Innovating the Study of Self-Regulated Learning: An Exploration through NLP, Generative AI, and LLMs

This dissertation explores the use of natural language processing (NLP) and large language models (LLMs) to analyze student self-regulated learning (SRL) strategies in response to exam wrappers. Exam wrappers are structured reflection activities that prompt students to practice SRL after they get their graded exams back. The dissertation consists of three manuscripts that compare traditional qualitative analysis with NLP-assisted approaches using transformer-based models including GPT-3.5, a state-of-the-art LLM. The data set comprises 3,800 student responses from an engineering physics course.

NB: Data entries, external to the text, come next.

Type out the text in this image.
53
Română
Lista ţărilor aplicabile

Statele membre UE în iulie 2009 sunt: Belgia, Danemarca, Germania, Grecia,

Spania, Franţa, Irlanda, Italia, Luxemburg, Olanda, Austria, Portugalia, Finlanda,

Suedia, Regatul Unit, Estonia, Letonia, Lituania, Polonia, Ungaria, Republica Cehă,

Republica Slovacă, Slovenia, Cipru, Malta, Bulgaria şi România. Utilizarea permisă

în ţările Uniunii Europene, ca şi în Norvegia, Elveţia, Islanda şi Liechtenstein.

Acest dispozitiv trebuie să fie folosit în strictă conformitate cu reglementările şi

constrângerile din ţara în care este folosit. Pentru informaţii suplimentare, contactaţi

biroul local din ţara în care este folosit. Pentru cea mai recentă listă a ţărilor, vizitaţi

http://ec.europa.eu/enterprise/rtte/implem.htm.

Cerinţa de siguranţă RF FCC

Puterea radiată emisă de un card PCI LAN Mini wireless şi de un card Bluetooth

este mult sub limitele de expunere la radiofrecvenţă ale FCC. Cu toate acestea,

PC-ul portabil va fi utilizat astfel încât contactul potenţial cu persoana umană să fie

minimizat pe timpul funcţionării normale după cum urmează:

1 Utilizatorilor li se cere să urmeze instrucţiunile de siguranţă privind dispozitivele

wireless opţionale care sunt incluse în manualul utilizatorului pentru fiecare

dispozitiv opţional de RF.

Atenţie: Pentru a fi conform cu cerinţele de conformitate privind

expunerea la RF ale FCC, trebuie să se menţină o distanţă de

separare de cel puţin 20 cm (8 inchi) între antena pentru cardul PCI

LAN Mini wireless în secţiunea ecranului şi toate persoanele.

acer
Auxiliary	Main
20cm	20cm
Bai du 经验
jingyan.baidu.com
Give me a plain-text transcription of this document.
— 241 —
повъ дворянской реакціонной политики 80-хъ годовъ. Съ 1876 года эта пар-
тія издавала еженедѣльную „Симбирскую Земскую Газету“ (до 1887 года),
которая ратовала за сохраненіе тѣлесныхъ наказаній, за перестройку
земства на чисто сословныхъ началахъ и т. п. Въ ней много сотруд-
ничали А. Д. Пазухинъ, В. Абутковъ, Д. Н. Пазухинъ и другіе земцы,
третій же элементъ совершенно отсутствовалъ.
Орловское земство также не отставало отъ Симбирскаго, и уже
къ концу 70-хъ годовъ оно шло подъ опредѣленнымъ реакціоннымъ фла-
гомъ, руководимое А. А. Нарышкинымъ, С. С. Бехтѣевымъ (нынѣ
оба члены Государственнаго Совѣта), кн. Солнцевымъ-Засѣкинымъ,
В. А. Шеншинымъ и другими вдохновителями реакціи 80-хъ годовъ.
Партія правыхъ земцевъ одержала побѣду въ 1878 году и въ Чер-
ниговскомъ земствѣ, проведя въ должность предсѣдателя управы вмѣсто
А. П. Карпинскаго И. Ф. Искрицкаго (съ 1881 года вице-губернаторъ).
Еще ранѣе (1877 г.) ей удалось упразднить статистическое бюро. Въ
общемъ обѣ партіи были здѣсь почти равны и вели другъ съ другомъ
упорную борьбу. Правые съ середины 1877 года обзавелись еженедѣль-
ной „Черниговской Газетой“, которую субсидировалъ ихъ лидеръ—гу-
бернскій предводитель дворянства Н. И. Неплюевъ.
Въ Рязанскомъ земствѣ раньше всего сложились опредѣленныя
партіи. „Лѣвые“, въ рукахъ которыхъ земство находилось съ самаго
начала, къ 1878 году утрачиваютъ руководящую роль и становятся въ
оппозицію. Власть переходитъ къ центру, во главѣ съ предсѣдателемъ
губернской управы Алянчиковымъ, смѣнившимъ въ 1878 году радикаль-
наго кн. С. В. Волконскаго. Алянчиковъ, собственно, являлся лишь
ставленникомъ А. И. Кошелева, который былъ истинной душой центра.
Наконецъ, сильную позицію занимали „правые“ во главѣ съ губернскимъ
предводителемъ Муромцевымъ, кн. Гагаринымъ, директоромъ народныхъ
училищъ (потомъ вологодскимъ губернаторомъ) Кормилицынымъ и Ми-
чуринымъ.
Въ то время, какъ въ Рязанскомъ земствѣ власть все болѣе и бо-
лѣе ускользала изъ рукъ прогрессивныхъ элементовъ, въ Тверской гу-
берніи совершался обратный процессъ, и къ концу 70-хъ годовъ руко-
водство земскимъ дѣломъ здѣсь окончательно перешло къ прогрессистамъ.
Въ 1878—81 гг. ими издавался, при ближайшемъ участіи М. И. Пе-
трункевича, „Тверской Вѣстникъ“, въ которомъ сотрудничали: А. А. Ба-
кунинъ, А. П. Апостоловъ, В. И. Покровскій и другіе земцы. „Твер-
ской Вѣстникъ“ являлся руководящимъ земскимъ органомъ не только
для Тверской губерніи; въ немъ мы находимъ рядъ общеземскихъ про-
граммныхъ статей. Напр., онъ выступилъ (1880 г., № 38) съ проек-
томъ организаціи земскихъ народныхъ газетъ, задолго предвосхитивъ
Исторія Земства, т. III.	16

The first manuscript develops two NLP-assisted codebooks for identifying learning strategies related to SRL in exam wrapper responses and evaluates the agreement between them and traditional qualitative analysis. The second manuscript applies a novel NLP technique called zero-shot learning (ZSL) to classify student responses into the codes developed in the first manuscript and assesses the accuracy of this method by evaluating a subset of the full dataset. The third manuscript identifies the distribution and differences of learning strategies and SRL constructs among students of different exam performance profiles using the results from the second manuscript. The dissertation demonstrates the potential of NLP and LLMs to enhance qualitative research by providing scalable, robust, and efficient methods for analyzing large corpora of textual data. The dissertation also contributes to the understanding of SRL in engineering education by revealing the common learning strategies, impediments, and SRL constructs that students report they use while preparing for exams in a first-year engineering physics course. The dissertation suggests implications, limitations, and directions for future research on NLP, LLMs, and SRL.